Here’s my summary observations based on a 30 minute demo and interview.
The Good:

  • I think the idea of providing this type of task generator for overly busy SMB owners and marketers is a great idea. I talk to these folks all the time and while they would love to take a Do-It-Yourself approach to SEO (when they finally understand what it is ;-)) they realize that they don’t know the first thing about how to do it. Lotus Jump gives them some direction.
  • Many of the tasks are oriented toward link building activities and that can be of great benefit to any website. Some industry experts I know say that they can run circles in the SERP’s (search engine results pages) around sites with far superior content just by attracting very strong link partners. If content is truly king then linking is second to the throne with an eye on the crown.
  • Appears to be very easy to navigate and one of those “anyone can use it” apps. For most DIYers out there, the simpler the better. In fact, each task has a screen that walks you through the steps to accomplish the task. Pretty nifty.

The Not So Good:

  • I think the keyword limitation is somewhat constricting. My impression from talking with Tom is that the resources needed to expand the keyword focus to a bigger group (say 20 keywords per domain) are not there yet. I get that but I think that even the most uninformed small business marketer will want to concentrate on more than just 3 key phrases once they start to get into the activity.
  • No on page optimization guidance. At this point in the product’s development (which has been out of beta for a month or two and professes 300 paying users at this stage) there is no examination of the on page factors (title tags, meta descriptions, content assessment). I was assured that this is on the drawing board but for right now it is not available. For many small very local types just improving a title tag can do wonders for their rankings based on the competitive environment they face. Even if the small business person wouldn’t know how to change their title tag they need to be aware of this element of SEO and then find a way to get it done like entrepreneurs do.
  • Like my SEMCheck product, the analysis and recommendations are only as good as the hard coded parameters in the tool. Having said that there will be nuances and subtleties that will be missed and the DIY guy or gal will never know it. This model begs for an hourly consultation opportunity to help find these gaps.
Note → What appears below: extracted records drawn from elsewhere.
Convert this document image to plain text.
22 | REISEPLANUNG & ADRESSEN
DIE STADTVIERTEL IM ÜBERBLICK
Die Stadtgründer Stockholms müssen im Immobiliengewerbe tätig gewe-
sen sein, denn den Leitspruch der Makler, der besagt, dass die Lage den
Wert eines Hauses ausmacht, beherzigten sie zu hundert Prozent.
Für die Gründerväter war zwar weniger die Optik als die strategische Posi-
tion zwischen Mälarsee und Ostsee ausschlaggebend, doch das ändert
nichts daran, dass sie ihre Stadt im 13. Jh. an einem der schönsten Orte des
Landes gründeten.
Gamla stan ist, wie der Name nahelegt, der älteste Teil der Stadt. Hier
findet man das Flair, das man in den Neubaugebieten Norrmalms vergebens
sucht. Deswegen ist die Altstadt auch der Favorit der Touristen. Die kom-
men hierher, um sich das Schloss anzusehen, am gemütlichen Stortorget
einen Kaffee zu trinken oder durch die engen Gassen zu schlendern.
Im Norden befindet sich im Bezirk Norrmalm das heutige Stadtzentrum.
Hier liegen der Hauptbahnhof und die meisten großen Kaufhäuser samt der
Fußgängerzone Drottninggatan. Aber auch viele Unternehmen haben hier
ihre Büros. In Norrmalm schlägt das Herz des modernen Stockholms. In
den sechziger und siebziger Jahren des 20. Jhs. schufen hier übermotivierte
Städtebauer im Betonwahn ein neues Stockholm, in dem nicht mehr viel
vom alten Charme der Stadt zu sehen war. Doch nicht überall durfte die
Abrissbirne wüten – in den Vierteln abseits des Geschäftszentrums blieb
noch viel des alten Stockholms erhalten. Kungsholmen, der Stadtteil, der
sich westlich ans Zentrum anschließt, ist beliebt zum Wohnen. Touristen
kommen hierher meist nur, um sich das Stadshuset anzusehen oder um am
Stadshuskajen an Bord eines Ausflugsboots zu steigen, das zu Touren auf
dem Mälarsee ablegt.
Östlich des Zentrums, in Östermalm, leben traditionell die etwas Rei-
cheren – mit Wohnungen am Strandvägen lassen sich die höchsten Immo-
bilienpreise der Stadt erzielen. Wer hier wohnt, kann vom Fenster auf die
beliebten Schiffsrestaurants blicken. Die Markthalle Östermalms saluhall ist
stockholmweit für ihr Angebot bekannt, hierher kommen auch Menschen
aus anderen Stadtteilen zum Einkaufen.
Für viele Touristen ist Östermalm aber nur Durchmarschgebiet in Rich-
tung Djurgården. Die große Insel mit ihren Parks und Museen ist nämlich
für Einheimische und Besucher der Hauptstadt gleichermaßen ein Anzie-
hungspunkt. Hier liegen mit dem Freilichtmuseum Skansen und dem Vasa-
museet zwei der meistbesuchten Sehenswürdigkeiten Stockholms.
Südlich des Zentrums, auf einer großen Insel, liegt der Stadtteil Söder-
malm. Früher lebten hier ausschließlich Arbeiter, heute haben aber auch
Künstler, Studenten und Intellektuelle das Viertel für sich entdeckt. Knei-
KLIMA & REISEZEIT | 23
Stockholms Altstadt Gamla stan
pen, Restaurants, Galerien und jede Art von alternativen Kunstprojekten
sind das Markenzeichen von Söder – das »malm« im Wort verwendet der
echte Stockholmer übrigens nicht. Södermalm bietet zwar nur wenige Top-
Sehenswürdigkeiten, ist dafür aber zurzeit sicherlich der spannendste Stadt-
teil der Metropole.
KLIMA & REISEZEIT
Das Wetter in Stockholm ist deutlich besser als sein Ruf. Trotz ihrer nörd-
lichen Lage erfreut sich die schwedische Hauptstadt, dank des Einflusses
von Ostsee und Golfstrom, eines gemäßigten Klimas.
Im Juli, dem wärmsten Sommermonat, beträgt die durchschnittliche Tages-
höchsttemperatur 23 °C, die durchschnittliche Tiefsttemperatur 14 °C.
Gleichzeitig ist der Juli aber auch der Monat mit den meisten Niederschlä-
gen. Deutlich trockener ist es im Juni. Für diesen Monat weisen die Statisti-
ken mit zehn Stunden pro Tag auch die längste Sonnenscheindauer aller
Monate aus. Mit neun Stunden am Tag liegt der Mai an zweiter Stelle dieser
Overall, I find the concept and this first generation version of Lotus Jump intriguing. For the right type of business owner, it could be a cheap way to be doing something rather than nothing. Despite the shortcomings, this might be a good way for a small business to make Internet marketing inroads. Check out John Jantsch’s take on the product over at Duct Tape Marketing, also. Don’t be confused by the pricing in John’s report, though, since those terms appear to no longer apply.
Thanks to Tom and the folks at Lotus Jump for their time and effort and I wish them the best of luck.